Wally the walrus is causing a nuisance on the Isles of Scilly by popping rubber dinghies with his tusks as he tries to find a spot to rest, experts have revealed.

The arctic animal has become something of a celebrity since he was first spotted off County Kerry in March, before embarking on a tour of Wales, Cornwall and even France before making his way back to the Cornish coast.

But while for many seeing the animal basking in the sun off Porthcressa Beach on St Mary’s is a fun and welcome distraction, boat owners have discovered drawbacks to the walrus’s presence.

Will Wagstaff, a freelance tour guide on the islands, confirmed he had witnessed the Walrus near a headland where yachts sail, and that the animal had sunk two dinghies attached to the vessels after apparently mistaken them for resting spots.

There's Wally, last seen attempting to mount yachts off Porthcressa Beach on the southern side of St Mary's, the largest of the Scilly Isles

Credit: SWNS.COM/Rachel Box

He said: “It has actually popped a couple of Zodiacs (dinghies). People were leaving their dinghies out the back and of course that is ideal for it to think it can get on but it’s way too heavy.

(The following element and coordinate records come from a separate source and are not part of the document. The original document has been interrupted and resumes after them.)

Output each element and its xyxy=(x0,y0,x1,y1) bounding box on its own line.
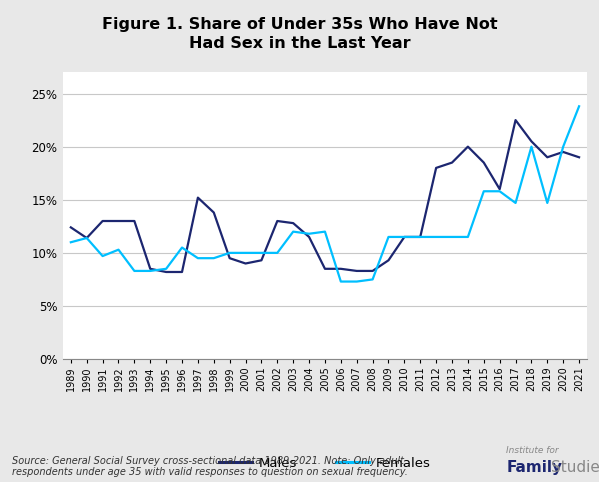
Text: Institute for: Institute for xyxy=(506,446,559,455)
Text: Figure 1. Share of Under 35s Who Have Not
Had Sex in the Last Year: Figure 1. Share of Under 35s Who Have No… xyxy=(102,17,497,51)
Text: Source: General Social Survey cross-sectional data 1989-2021. Note: Only adult
r: Source: General Social Survey cross-sect… xyxy=(12,455,408,477)
Text: Studies: Studies xyxy=(551,460,599,475)
Legend: Males, Females: Males, Females xyxy=(214,452,436,475)
Text: Family: Family xyxy=(506,460,562,475)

"And of course it used its big tusks to lever itself up. Soft rubber and hard old ivory or whatever it is is not a good combination really."

He said boat owners were concerned by the walrus’ behaviour.

Wally pops a dingy as a disgruntled sailor looks on

Credit: Cliff Smith

"They had a big old beast coming up to their boat and they didn’t know what to do," Mr Wagstaff said.

Mr Wagstaff said he understood why people were nervous around the animal, thought to have floated across the Irish Sea on an ice floe, adding: "If you are sensible you are nervous about it. You don’t want it making a mess of your boat."

The Isles of Scilly Wildlife Trust and British Divers Marine Life Rescue told the BBC it believed the animal spotted was Wally and that the last known sighting of him was at Bilbao in Spain two weeks ago.

A spokesman said: "The animal’s movements are being monitored by a number of conservation and welfare organisations to keep an eye on his health, although he seems to coping well out of his regular habitat and has been seen feeding often.

"It is hoped that he is now finally returning north and will get back to his native home in the Arctic again soon."

Wally is thought to have floated across the Irish Sea on an ice floe.

A rare Egyptian vulture has also been spotted on the islands this week, located 28 miles off Cornwall.